Para recuperar y desactivar la rebelión social, principalmente juvenil, contra las nuevas condiciones de la dominación, las que obedecen al mecanismo de construcción/destrucción/reconstrucción típico del desarrollismo, se pone en marcha una versión degenerada de la lucha de clases, los llamados “movimientos sociales”, plataformas inclusive. Puesto que ya no se quiere otro orden social, el mito del “ciudadano” puede sustituir cómodamente al mito del proletariado en los nuevos esquemas ideológicos. El ciudadanismo es el hijo más legítimo del obrerismo y del progresismo caducos. No surge para enterrarlos, sino para revitalizar su cadáver. En un momento en que no hay más auténtico diálogo que el que pueda existir entre los núcleos rebeldes, aquél sólo pretende dialogar con los poderes, hacerse un hueco desde donde tratar de negociar.

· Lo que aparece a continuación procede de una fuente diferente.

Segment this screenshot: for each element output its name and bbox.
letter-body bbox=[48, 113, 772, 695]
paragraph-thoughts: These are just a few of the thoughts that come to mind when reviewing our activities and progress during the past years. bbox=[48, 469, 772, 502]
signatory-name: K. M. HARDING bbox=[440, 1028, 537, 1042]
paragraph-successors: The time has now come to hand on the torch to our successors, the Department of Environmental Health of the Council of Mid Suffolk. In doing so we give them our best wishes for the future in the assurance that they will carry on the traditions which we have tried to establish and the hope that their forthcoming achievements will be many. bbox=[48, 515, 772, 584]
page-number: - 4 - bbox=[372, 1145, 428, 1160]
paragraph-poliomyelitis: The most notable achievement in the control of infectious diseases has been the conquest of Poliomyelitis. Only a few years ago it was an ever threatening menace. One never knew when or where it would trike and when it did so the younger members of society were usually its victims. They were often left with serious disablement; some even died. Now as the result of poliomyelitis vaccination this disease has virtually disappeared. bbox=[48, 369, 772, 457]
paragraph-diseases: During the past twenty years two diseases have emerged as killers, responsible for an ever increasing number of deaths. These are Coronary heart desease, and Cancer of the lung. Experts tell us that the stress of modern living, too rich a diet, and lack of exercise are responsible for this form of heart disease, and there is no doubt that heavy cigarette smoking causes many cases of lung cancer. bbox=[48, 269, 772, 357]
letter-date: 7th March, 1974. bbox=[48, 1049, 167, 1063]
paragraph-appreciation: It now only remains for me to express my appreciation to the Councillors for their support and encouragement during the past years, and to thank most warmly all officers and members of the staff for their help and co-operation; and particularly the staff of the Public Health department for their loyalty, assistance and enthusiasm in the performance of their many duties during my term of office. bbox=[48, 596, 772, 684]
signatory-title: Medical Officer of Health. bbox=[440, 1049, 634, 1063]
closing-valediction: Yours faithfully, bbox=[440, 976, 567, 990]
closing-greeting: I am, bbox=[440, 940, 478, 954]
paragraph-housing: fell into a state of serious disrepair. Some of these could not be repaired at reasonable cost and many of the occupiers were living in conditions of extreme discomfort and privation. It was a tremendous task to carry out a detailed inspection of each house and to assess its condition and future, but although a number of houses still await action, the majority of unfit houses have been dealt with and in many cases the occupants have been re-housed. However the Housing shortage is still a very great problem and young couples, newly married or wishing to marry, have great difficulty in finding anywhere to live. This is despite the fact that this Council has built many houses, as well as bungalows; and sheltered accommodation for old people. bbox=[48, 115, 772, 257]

Pero la comunidad de los oprimidos no ha de intentar coexistir pacíficamente con la sociedad opresora pues su existencia no se justifica sino en la lucha contra ella. Una manera de vivir diferente no ha de cimentarse en el diálogo y la negociación institucional con la forma esclava precedente. Su consolidación no vendrá pues ni de una transacción, ni de una crisis económica cualquiera, sino de una secesión masiva, de una disidencia generalizada, de una ruptura drástica con la política y con el mercado. En otras palabras, de una revolución de nuevo tipo. Puesto que el camino contrario a la revolución conduce no sólo a la infelicidad y la sumisión, sino a la extinción biológica de la humanidad, nosotros, los antidesarrollistas, estamos por ella.
El pensamiento antidesarrollista o antiindustrial no representa una nueva moda, una crítica puramente negativa del pensamiento científico y de las ideologías progresistas, o un vulgar primitivismo que propugna retroceder a un momento cualquiera de la Historia. Tampoco es una simple denuncia de la domesticación del proletariado y del despotismo del capital. Menos todavía algo tan mistificador como una teoría unitaria de la sociedad, propiedad de la última de las vanguardias o del último de los movimientos. Va más allá que eso. Es el estadio más avanzado de la conciencia social e histórica. Es una forma determinada de conciencia de cuya generalización depende la salvación de la época.